Peridot is one of the few gemstones that occur in only one color: basically an olive green. The intensity and tint of the green however depends on how much iron is contained in the crystal structure, so the color of individual peridot gems can vary from yellow-green through olive green to brownish green. Peridot crystals have been collected from some Pallasite meteorites.
Peridot olivine is the birthstone for August.
About Peridot Gemstone:
The fresh lime green of peridot is its distinctive signature. The color of most gems is caused by traces of other elements but the color of peridot is an integral part of its structure. If you love citrus tones or earth tones, you'll find that peridot is an integral part of your jewelry wardrobe. Its spring green color also is ideal with sky blue.
The beauty of peridot, the gem form of the mineral olivine, is a result of extreme conditions. Peridot is found in the rocks created by volcanoes and even in meteors that fall to earth. A few samples of extraterrestrial peridot have even been faceted into gems. Peridot is formed deep within the earth under tremendous heat and pressure.
Peridot is treasured in Hawaii as the goddess Pele's tears. The island of Oahu even has beaches made out of tiny grains of peridot. Although hawaii's volcanoes have produced some peridot large enough to be cut into gems, virtually all peridot sold in Hawaii today is from Arizona, another state with extreme geology.
Today most peridot is mined, often by hand, by Native Americans on the San Carlos Reservation in Arizona. Peridot found here is beautiful in color but relatively small in size. Faceted peridot from Arizona is rare in sizes above five carats.
Fine large peridot are found in Burma and large quantities of peridot are also mined in China. In 1994, an exciting new deposit of fine peridot was discovered in Pakistan, 15,000 feet above sea level in the far west of the Himalaya Mountains in the Pakistanian part of Kashmir. Beautiful large crystals of peridot were found, some that cut magnificent large gemstones.
The ancient Romans called peridot "evening emerald," since its green color did not darken at night but was still visible by lamplight. Peridot was mined in ancient Egypt on an island called Zeberget. Mining was done at night because legend said that peridot could not be easily seen during the day. The island was infested with serpents who made peridot mining a very dangerous occupation until one Pharoh finally had them all driven into the sea.
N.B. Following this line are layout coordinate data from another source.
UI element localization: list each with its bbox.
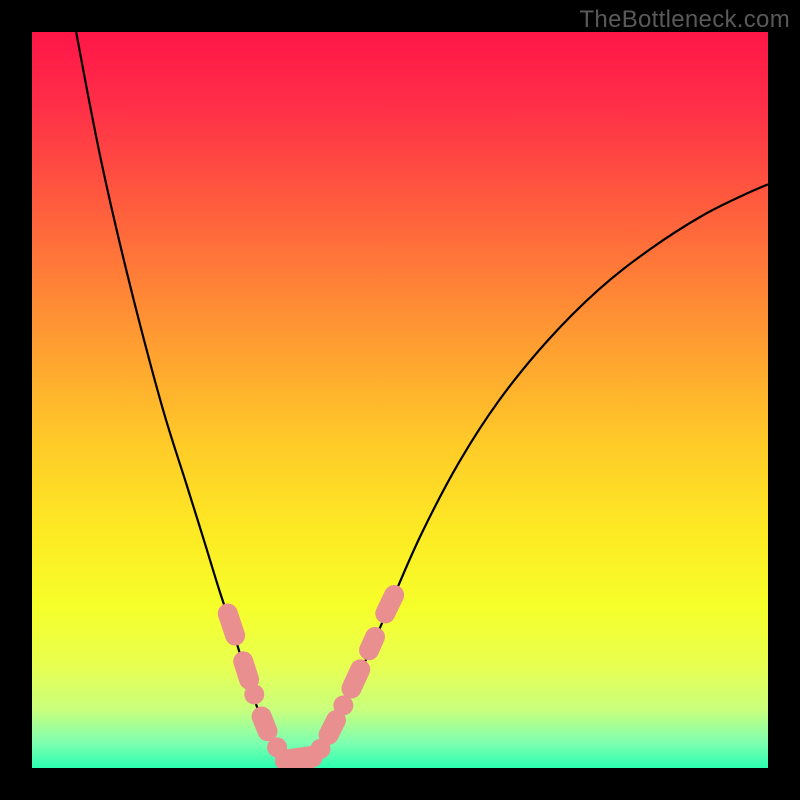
plot-area bbox=[32, 32, 768, 768]
data-marker bbox=[369, 637, 375, 650]
data-marker bbox=[351, 669, 360, 688]
data-marker bbox=[244, 684, 264, 704]
chart-frame bbox=[0, 0, 800, 800]
left-curve bbox=[76, 32, 299, 766]
data-marker bbox=[385, 595, 394, 613]
data-marker bbox=[228, 613, 235, 635]
bottleneck-curves bbox=[32, 32, 768, 768]
data-marker bbox=[329, 720, 336, 735]
data-marker bbox=[243, 661, 249, 679]
right-curve bbox=[299, 184, 768, 765]
data-marker bbox=[286, 757, 312, 761]
watermark-text: TheBottleneck.com bbox=[579, 6, 790, 34]
data-marker bbox=[262, 716, 268, 731]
Peridot later was also often used to decorate medieval churches, probably carried back to Europe by the Crusaders. Large peridots, more than 200 carats in size, adorn the shrine of the three magi at the Cologne Cathedral.
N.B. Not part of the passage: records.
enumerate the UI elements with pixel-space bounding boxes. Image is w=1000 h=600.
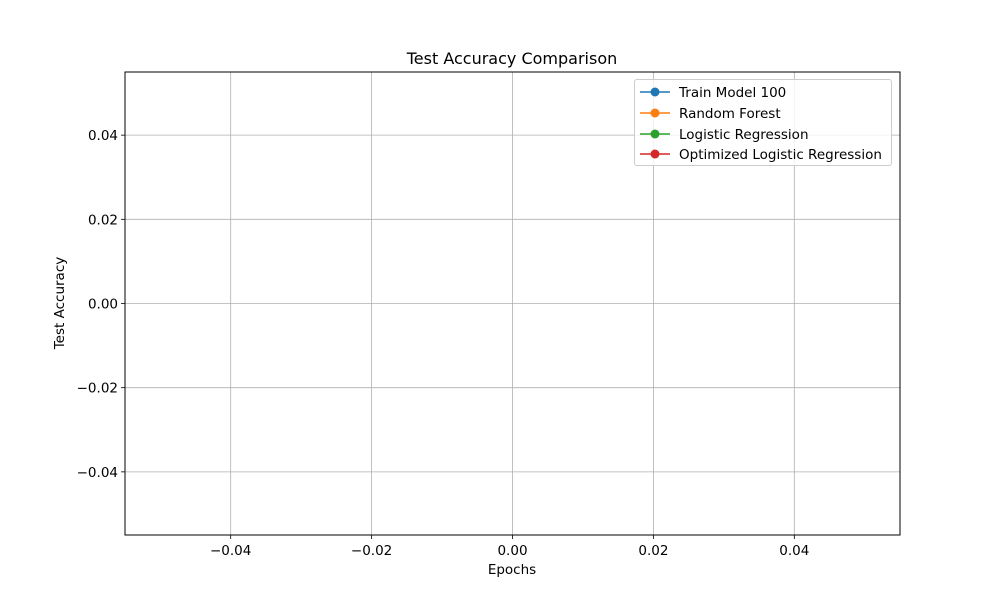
y-axis-label: Test Accuracy: [52, 257, 68, 351]
y-axis-ticks: −0.04 −0.02 0.00 0.02 0.04: [77, 128, 125, 481]
legend-item: Optimized Logistic Regression: [635, 145, 893, 165]
y-tick-label: 0.00: [88, 297, 118, 313]
chart-title: Test Accuracy Comparison: [406, 49, 618, 68]
legend: Train Model 100 Random Forest Logistic Reg…: [634, 79, 892, 166]
x-tick-label: 0.02: [638, 543, 668, 559]
legend-item: Logistic Regression: [635, 125, 893, 145]
x-tick-label: 0.04: [779, 543, 809, 559]
legend-label: Train Model 100: [679, 85, 787, 101]
legend-item: Train Model 100: [635, 83, 893, 103]
legend-item: Random Forest: [635, 104, 893, 124]
legend-marker-icon: [640, 129, 670, 139]
y-tick-label: −0.04: [77, 465, 118, 481]
legend-marker-icon: [640, 87, 670, 97]
x-axis-label: Epochs: [488, 562, 536, 578]
legend-marker-icon: [640, 108, 670, 118]
legend-label: Optimized Logistic Regression: [679, 147, 882, 164]
legend-label: Random Forest: [679, 105, 781, 122]
y-tick-label: −0.02: [77, 381, 118, 397]
x-tick-label: 0.00: [497, 543, 527, 559]
y-tick-label: 0.04: [88, 128, 118, 144]
x-axis-ticks: −0.04 −0.02 0.00 0.02 0.04: [210, 535, 809, 559]
legend-label: Logistic Regression: [679, 126, 809, 143]
legend-marker-icon: [640, 149, 670, 159]
x-tick-label: −0.04: [210, 543, 251, 559]
x-tick-label: −0.02: [351, 543, 392, 559]
y-tick-label: 0.02: [88, 212, 118, 228]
Small cut peridot smaller than three carats are very common and affordable. Gemstones over 5 carats begin to climb in value. Those above 10 to 15 carats are rare, but provide a big and bold look for an affordable price.
Peridot, the birthstone for August, has a hardness of 6.5, which is harder than metal but softer than many gems. Store peridot jewelry with care to avoid scratches and protect from blows. Because peridot is sensitive to rapid changes in temperature, never have it steam cleaned and avoid ultrasonics. Clean with mild dish soap: use a toothbrush to scrub behind the stone where dust can collect.